Please help me, your advice will not be misplaced. I'm determined, eager and ready to do whatever is neccessary to move my life here.

Thank you.


----------



## Saartjie (Mar 1, 2010)

PrincessFroggit said:


> I am currently living in Cape Town (Parklands) on a visitor passport (no visa) until May 30th, when my return trip is scheduled to go back to the USA.
> 
> I don't intend to go back, I'm hoping I can find a business that holds a corporate work permit so that I can get my corporate work visa through them and expedite the process and be able to stay... with just the minor (major) hassle of going to Home Affairs for the paperwork. :focus:
> 
> ...


Just remember to make sure that you renew whatever permit you are here on before the end of April (as you must have at least 30 days left on your permit when you apply). If you overstay without a valid permit you will jeopardize any chances to get a Corporate (or any other) Permit. 

I think you will need to approach very large companies for work as they will usually be the ones with Corporate Permits.


----------



## Rustler (Apr 9, 2012)

Pick Blue Chip stock exchange listed companies.....


----------



## PrincessFroggit (Apr 2, 2012)

Rustler said:


> Pick Blue Chip stock exchange listed companies.....


Just do a search for them online?


----------



## 2fargone (Jun 14, 2011)

I'm not sure how old you are but have you thought of a study visa? Or a volunteer visa? 
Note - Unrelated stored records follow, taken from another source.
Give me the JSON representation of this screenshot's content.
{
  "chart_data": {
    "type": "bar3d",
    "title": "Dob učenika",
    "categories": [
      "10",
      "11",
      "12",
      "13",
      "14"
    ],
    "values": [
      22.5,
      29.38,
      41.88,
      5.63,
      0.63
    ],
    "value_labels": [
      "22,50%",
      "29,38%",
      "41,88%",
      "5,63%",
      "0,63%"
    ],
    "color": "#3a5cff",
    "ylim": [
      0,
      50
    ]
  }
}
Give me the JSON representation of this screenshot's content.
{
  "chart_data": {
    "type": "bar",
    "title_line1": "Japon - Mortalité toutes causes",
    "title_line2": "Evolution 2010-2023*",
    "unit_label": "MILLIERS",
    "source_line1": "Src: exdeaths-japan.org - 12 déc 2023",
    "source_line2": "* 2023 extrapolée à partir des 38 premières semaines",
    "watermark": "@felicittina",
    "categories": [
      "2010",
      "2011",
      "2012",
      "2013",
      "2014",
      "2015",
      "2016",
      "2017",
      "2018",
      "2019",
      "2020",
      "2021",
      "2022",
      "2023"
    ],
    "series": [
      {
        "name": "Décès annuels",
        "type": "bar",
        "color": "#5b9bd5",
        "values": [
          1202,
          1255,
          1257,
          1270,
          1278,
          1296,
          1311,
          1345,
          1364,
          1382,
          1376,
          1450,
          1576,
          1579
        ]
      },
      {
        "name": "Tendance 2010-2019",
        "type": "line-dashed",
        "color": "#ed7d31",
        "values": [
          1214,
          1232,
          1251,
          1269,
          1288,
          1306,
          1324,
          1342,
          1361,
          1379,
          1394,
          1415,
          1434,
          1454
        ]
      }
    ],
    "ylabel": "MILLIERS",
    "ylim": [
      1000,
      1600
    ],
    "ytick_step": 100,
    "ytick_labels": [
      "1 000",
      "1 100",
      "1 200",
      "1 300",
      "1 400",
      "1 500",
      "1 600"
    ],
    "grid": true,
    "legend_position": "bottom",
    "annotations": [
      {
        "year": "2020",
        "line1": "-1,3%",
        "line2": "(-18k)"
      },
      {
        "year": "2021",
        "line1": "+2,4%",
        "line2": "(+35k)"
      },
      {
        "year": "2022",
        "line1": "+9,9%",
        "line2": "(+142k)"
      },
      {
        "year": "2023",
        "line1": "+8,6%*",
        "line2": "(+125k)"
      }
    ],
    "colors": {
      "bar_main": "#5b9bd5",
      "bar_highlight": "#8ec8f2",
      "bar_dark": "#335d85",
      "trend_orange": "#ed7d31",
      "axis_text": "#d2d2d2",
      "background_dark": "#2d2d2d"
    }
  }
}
Do you have a degree? It's really hard for Non- SAs to get a job without a degree. I would see if you can intern first and build up experience first in South Africa.


----------



## PrincessFroggit (Apr 2, 2012)

Poopsie23 said:


> I'm not sure how old you are but have you thought of a study visa? Or a volunteer visa?
> 
> 
> Do you have a degree? It's really hard for Non- SAs to get a job without a degree. I would see if you can intern first and build up experience first in South Africa.


Yeah, I've looked into that, the study visa would only allow me to work 18 hours a week, which won't even pay rent for me, let alone get my son here with me. The volunteer visa is equally troublesome, because I need money in order to stay.

I don't have a degree, just a ton of experience in the job market in my field, and a certificate from an online university. My thought is that if I can locate the businesses holding corporate work permits, I can go that route and get the permit through my employer, because unfortunately, the only other option is to go back, and try to find a place to work that I can relocate here.

Time's running low. Thank you for responding.


----------